Pourtant, on dénote une volonté d’amélioration affichée à travers l’article 19 de la Convention collective tchadienne de 2002 qui dispose : « Lorsque les conditions particulières d'emploi dans une profession déterminée impliquent ou nécessitent une période de stage, les modalités afférentes à cette période seront réglées par les conventions particulières ». Sauf erreur de notre part, aucune convention de ce genre n’existe à ce jour.

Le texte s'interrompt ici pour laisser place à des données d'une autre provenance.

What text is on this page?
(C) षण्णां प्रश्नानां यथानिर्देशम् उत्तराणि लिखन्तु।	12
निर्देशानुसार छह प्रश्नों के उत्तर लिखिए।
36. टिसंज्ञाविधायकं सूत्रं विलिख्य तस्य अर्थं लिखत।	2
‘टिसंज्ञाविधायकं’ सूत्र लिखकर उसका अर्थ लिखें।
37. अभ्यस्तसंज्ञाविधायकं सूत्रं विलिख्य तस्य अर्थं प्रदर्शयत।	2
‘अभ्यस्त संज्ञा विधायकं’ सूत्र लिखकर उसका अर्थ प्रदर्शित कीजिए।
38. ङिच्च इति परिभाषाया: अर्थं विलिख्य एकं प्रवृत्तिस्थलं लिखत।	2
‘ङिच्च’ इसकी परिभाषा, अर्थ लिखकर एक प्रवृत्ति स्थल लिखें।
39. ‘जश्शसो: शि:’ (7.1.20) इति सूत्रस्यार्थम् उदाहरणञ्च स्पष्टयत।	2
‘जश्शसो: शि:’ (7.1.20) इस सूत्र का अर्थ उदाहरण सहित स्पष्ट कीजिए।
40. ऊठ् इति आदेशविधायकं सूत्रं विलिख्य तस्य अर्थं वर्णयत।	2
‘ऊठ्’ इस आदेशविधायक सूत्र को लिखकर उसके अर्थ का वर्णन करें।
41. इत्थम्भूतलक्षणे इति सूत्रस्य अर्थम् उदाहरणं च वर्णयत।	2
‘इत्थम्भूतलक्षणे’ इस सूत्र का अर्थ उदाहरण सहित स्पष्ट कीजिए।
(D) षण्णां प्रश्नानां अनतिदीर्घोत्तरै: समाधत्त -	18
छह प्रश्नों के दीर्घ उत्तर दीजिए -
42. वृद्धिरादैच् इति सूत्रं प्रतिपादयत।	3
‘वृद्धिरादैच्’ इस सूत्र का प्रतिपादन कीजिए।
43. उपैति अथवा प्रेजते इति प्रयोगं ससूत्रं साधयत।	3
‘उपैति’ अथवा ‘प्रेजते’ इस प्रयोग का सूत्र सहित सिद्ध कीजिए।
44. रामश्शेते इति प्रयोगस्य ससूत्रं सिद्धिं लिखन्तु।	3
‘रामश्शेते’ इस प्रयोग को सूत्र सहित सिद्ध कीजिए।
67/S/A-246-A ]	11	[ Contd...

Une intervention urgente du Législateur tchadien trop longtemps resté muet sur la question, serait de mise. Une réforme du Code du travail qui tendrait à pallier ce vide, améliorera l’employabilité des jeunes diplômés. Celle-ci pourrait instaurer :
- une obligation de rédaction du contrat de stage sous peine de le requalifier automatiquement en CDI. En cas d’un tel écrit, ce contrat devra comporter certaines mentions obligatoires sous peine de nullité ;
- une qualification des différents types de contrat de stage ;
- une durée légale maximum tout en précisant qu’en cas de dépassement de ce délai, le contrat sera réputé être un CDI[2] ;
- une gratification obligatoire après un certain temps de stage passé au sein de l’entreprise d’accueil. Cette gratification ne devrait être inférieure au salaire minimum de la catégorie de l’emploi de référence ;
- les conditions de suspension et de résiliation du contrat de stage ;
- un congé annuel lorsque le stage est effectué sur 1 an minimum ;
- une instauration de quota de stagiaires pouvant être reçus simultanément par une entreprise ;
- une interdiction de recruter un stagiaire pour : exécuter une tâche régulière correspondant à un poste de travail permanent, remplacer un salarié, faire face à un accroissement temporaire de l’activité de l’entreprise, un emploi saisonnier[3], etc.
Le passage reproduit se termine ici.